# Model Trains and the Secret of Happiness



## feldon30 (Dec 30, 2012)

http://www.vice.com/read/model-trains-and-the-secret-of-happiness


----------



## tjcruiser (Jan 10, 2010)

And I quote:

Q -- What about sex?
A -- No that becomes non-existent virtually. You can still think about it though.​
Yup ... got that model RR thing down pat!

 :thumbsup:


----------



## trainguru (Jun 28, 2011)

I'm young and I'd like to join a club! The Problem is, the closest clubs are all the way in the next county to the north or south, and they generally don't run anything but DCC (or I'd have to catch three or four busses to get to the nearest club that does! - )


----------



## saxoliner (Nov 3, 2014)

i would love to join a club but i don't have any form of good stuff to run at a club


----------



## Shadowplayer (Oct 31, 2014)

I would love to join a club again as well, but the closest one is over two hours away.


----------



## Southern (Nov 17, 2008)

I am lucky to have a local club to be a member of.


----------



## Old_Hobo (Feb 20, 2014)

I refuse to belong to a club that would have me as a member! :laugh:

(Someone more famous that me originally said that)


----------



## trainguru (Jun 28, 2011)

Old_Hobo, you're a Groucho fan?! And to the Canadians, if I was up there, I would be a Marxist-Rhinoceros! :laugh::thumbsup:


----------



## California RailFan508 (Jul 2, 2013)

Shadowplayer said:


> I would love to join a club again as well, but the closest one is over two hours away.

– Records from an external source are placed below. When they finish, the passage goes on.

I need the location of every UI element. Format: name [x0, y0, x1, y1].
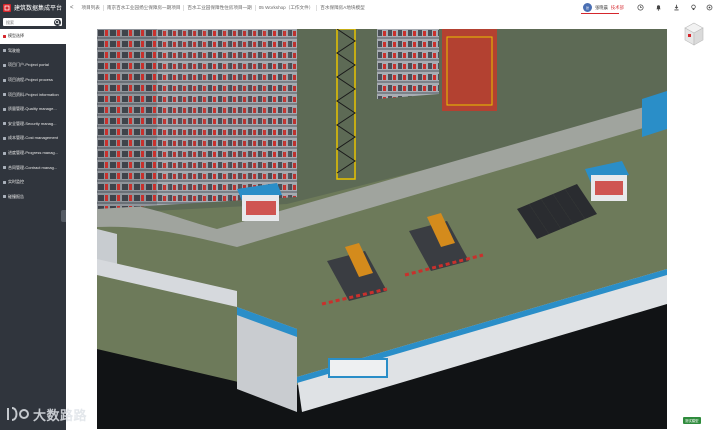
sidebar-item-project-process[interactable]: 项目流程-Project process [0, 73, 66, 88]
menu-dot-icon [3, 93, 6, 97]
app-title: 建筑数据集成平台 [14, 6, 63, 12]
bell-icon[interactable] [655, 4, 662, 11]
sidebar-search [3, 18, 62, 26]
menu-dot-icon [3, 34, 6, 38]
menu-dot-icon [3, 195, 6, 199]
sidebar-item-label: 质量管理-Quality manage... [8, 106, 57, 112]
watermark: 大数路路 [6, 404, 87, 424]
sidebar-item-label: 驾驶舱 [8, 47, 20, 53]
sidebar-item-security[interactable]: 安全管理-Security manag... [0, 117, 66, 132]
sidebar-item-label: 项目资料-Project information [8, 91, 59, 97]
watermark-text: 大数路路 [33, 407, 88, 423]
view-cube-icon[interactable] [683, 21, 705, 47]
search-input[interactable] [6, 19, 50, 25]
sidebar-item-collision-report[interactable]: 碰撞报告 [0, 190, 66, 205]
sidebar-item-label: 合同管理-Contract manag... [8, 164, 58, 170]
sidebar: 建筑数据集成平台 模型选择 驾驶舱 项目门户-Project portal 项目… [0, 0, 66, 430]
menu-dot-icon [3, 78, 6, 82]
menu-dot-icon [3, 107, 6, 111]
site-model-render[interactable] [97, 29, 667, 429]
back-button[interactable]: < [70, 5, 74, 11]
sidebar-item-label: 进度管理-Progress manag... [8, 150, 59, 156]
avatar: 张 [583, 3, 592, 12]
sidebar-item-cost[interactable]: 成本管理-Cost management [0, 131, 66, 146]
top-header: < 项目列表 南京百水工业园扬尘保障房一期项目 百水工业园保障性住房项目一期 0… [66, 0, 714, 16]
watermark-logo-icon [7, 407, 30, 421]
sidebar-item-project-information[interactable]: 项目资料-Project information [0, 87, 66, 102]
sidebar-item-label: 安全管理-Security manag... [8, 120, 57, 126]
sidebar-item-quality[interactable]: 质量管理-Quality manage... [0, 102, 66, 117]
user-name: 张晓晨 [595, 4, 608, 10]
menu-dot-icon [3, 49, 6, 53]
breadcrumb-item[interactable]: 项目列表 [79, 4, 104, 11]
settings-icon[interactable] [706, 4, 713, 11]
sidebar-item-label: 模型选择 [8, 33, 24, 39]
sidebar-menu: 模型选择 驾驶舱 项目门户-Project portal 项目流程-Projec… [0, 29, 66, 204]
model-viewport[interactable]: 测试模型 [66, 15, 714, 430]
sidebar-item-model-select[interactable]: 模型选择 [0, 29, 66, 44]
lightbulb-icon[interactable] [690, 4, 697, 11]
sidebar-item-label: 实时监控 [8, 179, 24, 185]
sidebar-item-label: 碰撞报告 [8, 193, 24, 199]
site-office-left [237, 183, 282, 221]
breadcrumb-item[interactable]: 百水保障房A地块模型 [317, 5, 367, 11]
sidebar-item-cockpit[interactable]: 驾驶舱 [0, 44, 66, 59]
menu-dot-icon [3, 136, 6, 140]
breadcrumb-item[interactable]: 05 Workshop（工作文件） [256, 4, 318, 11]
menu-dot-icon [3, 151, 6, 155]
sidebar-item-contract[interactable]: 合同管理-Contract manag... [0, 160, 66, 175]
sidebar-item-project-portal[interactable]: 项目门户-Project portal [0, 58, 66, 73]
model-badge: 测试模型 [683, 417, 701, 424]
download-icon[interactable] [673, 4, 680, 11]
sidebar-item-progress[interactable]: 进度管理-Progress manag... [0, 146, 66, 161]
brand: 建筑数据集成平台 [0, 0, 66, 15]
sidebar-item-label: 项目流程-Project process [8, 77, 53, 83]
menu-dot-icon [3, 180, 6, 184]
menu-dot-icon [3, 122, 6, 126]
breadcrumb: 项目列表 南京百水工业园扬尘保障房一期项目 百水工业园保障性住房项目一期 05 … [79, 4, 368, 11]
user-role: 技术部 [610, 4, 624, 10]
menu-dot-icon [3, 63, 6, 67]
search-icon[interactable] [54, 18, 61, 26]
breadcrumb-item[interactable]: 南京百水工业园扬尘保障房一期项目 [104, 4, 185, 11]
clock-icon[interactable] [637, 4, 644, 11]
menu-dot-icon [3, 166, 6, 170]
sidebar-item-label: 成本管理-Cost management [8, 135, 59, 141]
sidebar-item-monitoring[interactable]: 实时监控 [0, 175, 66, 190]
breadcrumb-item[interactable]: 百水工业园保障性住房项目一期 [184, 4, 256, 11]
app-logo-icon [3, 3, 11, 12]
sidebar-item-label: 项目门户-Project portal [8, 62, 49, 68]
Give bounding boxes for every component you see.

This. The closest O-scale club is nearly two hours away from where I live (there is a HO club in Chico roughly eight miles from where I live, the *High Sierra Model Railroad Club*). Never been to it, unfortunately (they have their meetings on Tuesdays and Thursdays when I am at work at the TV station, which prevents me going). Below is one video of their impressive work (a great watch featuring Southern Pacific motive power and the legendary Cab Forward AC-12's):

*Cab Forwards (AC-12's) on the High Sierra Model Railroad*
http://www.youtube.com/watch?v=TK1XM6T4FX4


----------